From the Basement
Studio notes by Richard Diebenkorn
Richard Diebenkorn was an introspective man who remained skeptical of his success as an artist throughout his life. Over the years he spent countless hours sitting in a favorite chair in his studio, contemplating and looking. Perhaps it was there that he wrote thoughts that came to mind on nearby pieces of paper, some torn from other uses.
Diebenkorn preferred to let his art speak for itself and felt writing should be left to those who did so professionally. “Sometimes I feel I’m just too lazy or cowardly to speak up,” he once said. “But at other times I do speak up, and then I may really regret the way I’ve phrased something.” He did, however, leave behind an informal record of his thoughts on making art and being a painter. Many of his writings show erasures or strikethroughs, revealing how he worked through his musings, reflections, struggles, and discoveries.

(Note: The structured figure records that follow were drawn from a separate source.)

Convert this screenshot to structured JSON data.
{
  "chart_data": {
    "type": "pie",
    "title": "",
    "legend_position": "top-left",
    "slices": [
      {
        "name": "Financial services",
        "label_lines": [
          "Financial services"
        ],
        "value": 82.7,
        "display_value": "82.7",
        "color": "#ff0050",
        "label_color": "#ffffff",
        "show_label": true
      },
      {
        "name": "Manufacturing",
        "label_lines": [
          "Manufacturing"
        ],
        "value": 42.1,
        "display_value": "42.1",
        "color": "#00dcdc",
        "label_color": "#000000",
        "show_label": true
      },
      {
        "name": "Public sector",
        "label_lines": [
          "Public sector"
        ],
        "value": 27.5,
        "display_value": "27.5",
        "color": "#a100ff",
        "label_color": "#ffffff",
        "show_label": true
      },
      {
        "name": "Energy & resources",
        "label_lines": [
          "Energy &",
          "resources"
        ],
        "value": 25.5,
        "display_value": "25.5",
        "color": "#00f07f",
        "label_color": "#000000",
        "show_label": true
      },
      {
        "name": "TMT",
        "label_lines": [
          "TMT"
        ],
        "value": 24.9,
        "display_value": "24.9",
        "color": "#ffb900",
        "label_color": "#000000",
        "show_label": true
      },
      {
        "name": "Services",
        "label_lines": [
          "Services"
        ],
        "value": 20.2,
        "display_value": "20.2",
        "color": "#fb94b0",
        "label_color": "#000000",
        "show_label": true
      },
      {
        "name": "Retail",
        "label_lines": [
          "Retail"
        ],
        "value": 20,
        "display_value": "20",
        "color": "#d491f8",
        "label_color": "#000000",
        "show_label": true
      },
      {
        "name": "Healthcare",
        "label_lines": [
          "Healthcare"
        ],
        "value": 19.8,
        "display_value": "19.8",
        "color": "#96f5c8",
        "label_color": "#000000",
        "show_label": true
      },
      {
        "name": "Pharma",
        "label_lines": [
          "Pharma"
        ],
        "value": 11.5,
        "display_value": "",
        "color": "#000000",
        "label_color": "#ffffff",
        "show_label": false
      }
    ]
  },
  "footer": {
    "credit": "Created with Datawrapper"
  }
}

Newly digitized as part of processing his archives, a group of studio notes by Richard Diebenkorn are now available to a wider audience online. The facsimiles remained largely unseen by the general public until now, published in their original form only once before in Richard Diebenkorn: The Catalogue Raisonné released in 2016. Prior to the four-volume publication, the texts were shared with a few curators and writers over the years, and transcriptions of some of them have appeared in earlier publications on the artist.
The handwritten texts were primarily drawn from two groups of notes dated c. 1956–59 and c. 1966–76. The online reproductions of the artist’s notes provide audiences with a more contextualized understanding of them as physical objects. Viewers can now see the notes relationally, through front and back viewing of the pieces of paper as well as by reading notes that continue across multiple pages.
Richard Diebenkorn’s studio notes reveal how he honed his creative process and provide glimpses into the mind of an artist who so fluidly and successfully shifted between abstract and representational modes of painting across six decades in postwar America.